Why is the ValidPath Succession Solution an alternative to consolidators?


Angus MacNee: The average age of a financial adviser is late 50s and it is expected that over 50% will seek to retire over the next 10 years. In addition, most firms are boutique firms of 5 advisers or less. This means that hundreds of billions of funds under management will need to transition to a new adviser or financial organisation, and maybe thousands of business or client book sales, mergers, and acquisitions will need to occur.

“This is a market opportunity, and many private equity-backed consolidators are looking to capitalise.
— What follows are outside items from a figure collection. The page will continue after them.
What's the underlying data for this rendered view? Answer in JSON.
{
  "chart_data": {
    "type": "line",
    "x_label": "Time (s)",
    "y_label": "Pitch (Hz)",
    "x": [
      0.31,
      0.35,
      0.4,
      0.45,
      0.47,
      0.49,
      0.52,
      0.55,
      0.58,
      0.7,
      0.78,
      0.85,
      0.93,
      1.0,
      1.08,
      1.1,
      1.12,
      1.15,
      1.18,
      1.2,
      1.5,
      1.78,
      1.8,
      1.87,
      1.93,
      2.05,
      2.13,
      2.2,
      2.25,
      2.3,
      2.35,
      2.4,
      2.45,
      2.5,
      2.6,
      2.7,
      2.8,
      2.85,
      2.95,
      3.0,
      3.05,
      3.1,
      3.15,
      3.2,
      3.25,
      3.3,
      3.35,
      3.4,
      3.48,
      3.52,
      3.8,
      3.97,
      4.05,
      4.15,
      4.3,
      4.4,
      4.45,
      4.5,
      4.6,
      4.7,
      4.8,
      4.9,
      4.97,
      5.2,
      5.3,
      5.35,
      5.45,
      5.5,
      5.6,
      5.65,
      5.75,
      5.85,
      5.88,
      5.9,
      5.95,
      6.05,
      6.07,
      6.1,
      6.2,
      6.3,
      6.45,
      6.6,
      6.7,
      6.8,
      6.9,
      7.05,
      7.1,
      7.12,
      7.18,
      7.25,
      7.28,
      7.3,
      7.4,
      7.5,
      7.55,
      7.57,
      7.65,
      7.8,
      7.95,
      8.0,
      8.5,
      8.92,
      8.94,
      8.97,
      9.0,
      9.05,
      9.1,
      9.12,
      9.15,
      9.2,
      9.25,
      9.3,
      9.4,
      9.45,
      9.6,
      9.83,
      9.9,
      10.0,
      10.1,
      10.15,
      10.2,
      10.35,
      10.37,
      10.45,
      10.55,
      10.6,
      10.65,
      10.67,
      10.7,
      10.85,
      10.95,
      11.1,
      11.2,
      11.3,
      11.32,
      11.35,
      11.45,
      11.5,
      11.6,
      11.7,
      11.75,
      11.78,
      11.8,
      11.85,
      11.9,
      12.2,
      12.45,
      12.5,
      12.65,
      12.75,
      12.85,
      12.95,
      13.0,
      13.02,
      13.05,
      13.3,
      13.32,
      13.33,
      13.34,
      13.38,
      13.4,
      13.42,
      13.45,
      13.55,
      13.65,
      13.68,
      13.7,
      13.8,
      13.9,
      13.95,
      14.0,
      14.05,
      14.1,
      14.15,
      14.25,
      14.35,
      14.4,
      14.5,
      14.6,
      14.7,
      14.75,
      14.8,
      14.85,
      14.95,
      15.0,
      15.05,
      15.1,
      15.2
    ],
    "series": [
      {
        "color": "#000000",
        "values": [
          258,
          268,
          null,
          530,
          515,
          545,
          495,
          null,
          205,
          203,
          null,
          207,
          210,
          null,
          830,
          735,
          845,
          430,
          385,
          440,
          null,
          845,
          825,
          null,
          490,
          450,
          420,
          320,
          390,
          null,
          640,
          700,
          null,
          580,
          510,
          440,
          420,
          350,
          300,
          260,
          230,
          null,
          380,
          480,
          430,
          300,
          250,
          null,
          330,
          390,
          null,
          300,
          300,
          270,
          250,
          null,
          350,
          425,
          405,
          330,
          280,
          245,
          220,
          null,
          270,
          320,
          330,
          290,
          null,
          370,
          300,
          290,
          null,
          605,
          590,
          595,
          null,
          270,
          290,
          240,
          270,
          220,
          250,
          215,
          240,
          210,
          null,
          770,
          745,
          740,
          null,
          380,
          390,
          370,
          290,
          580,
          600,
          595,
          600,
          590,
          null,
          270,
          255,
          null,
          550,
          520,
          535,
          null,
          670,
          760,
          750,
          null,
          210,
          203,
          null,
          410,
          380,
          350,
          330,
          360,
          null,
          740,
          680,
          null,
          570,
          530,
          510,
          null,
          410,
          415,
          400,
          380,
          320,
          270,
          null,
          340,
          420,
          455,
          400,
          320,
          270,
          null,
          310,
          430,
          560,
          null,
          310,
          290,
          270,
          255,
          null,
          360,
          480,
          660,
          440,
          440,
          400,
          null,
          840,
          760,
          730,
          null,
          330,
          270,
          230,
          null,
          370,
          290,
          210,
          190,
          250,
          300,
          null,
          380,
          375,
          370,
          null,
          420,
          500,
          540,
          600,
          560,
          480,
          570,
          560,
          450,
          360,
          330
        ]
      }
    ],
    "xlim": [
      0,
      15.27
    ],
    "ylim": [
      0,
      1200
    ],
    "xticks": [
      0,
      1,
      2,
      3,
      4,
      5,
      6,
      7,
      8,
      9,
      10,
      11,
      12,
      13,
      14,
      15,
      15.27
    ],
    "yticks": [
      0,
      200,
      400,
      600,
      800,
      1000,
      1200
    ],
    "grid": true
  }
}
The best argument for consolidation is to maximise efficiencies and the focus that can be applied to deliver value at each aspect of the financial advice process which can therefore deliver benefits to clients via cost savings and unified offerings. This is an ideal, and one that is maybe unattainable. It also creates an inherent conflict of interest for delivering the best client outcome and remaining truly client focused.

“Consolidators by definition seek to consolidate clients, revenues, and assets into their own products, onto their own platforms, and into their own portfolios, and that, by definition, may not be suitable for all clients. Some may say they don’t… but in the end, they do. I also think consolidators are a bit of a one-trick pony. They speak with the vendor, they do a transaction, and often the advisers and staff are ‘sold in’ as part of the deal and then locked in contractually. In this way, the next generation don’t have the opportunity to build value for themselves. Furthermore, once you have done the deal, you’re part of the consolidator, then what? For many business owners, this often does not pass the ‘lying straight in bed’ test in that they may not feel entirely proud with the outcome for staff or clients.

“Our solution is different; we enable the firm to remain 100% independent as we are completely platform and provider agnostic. In effect, we facilitate the sale and purchase of the IFA business to enable the vendor to access liquidity and retire on their terms while empowering the next generation of ‘successor managers’ to become business owners. We provide all of the finance and manage and support the entire process from feasibility to diligence, valuation to transaction, and then financing and all ongoing deal administration. It’s completely turn-key and focused on minimising disruption and being an aligned solution for all stakeholders: vendors, successor managers, staff and clients.”

What is ValidPath’s vision for the future?

Angus MacNee:This is very simple, we want to be the champion for independent advice now and forever. Maintaining a focus on supporting advisers to deliver better client outcomes is also key. We are on a journey towards delivering a dynamic advice model. We have built the technology that can actually connect and unify unstructured data sets and, with open APIs, push that information into other systems.

“That is the foundation of what it will mean to actually have a dynamic approach to financial advice, and one where you’re not relying on static information and arbitrary client reviews. We want to empower the adviser with more relevant client information and insights, which will support better client outcomes and at lower risk. We will continue to invest in building the technologies and the services that lead us in that direction. Like most things, it is a journey and you can’t snap your fingers and get there, but for us, it is really important that we do and we believe will define the future of financial advice.”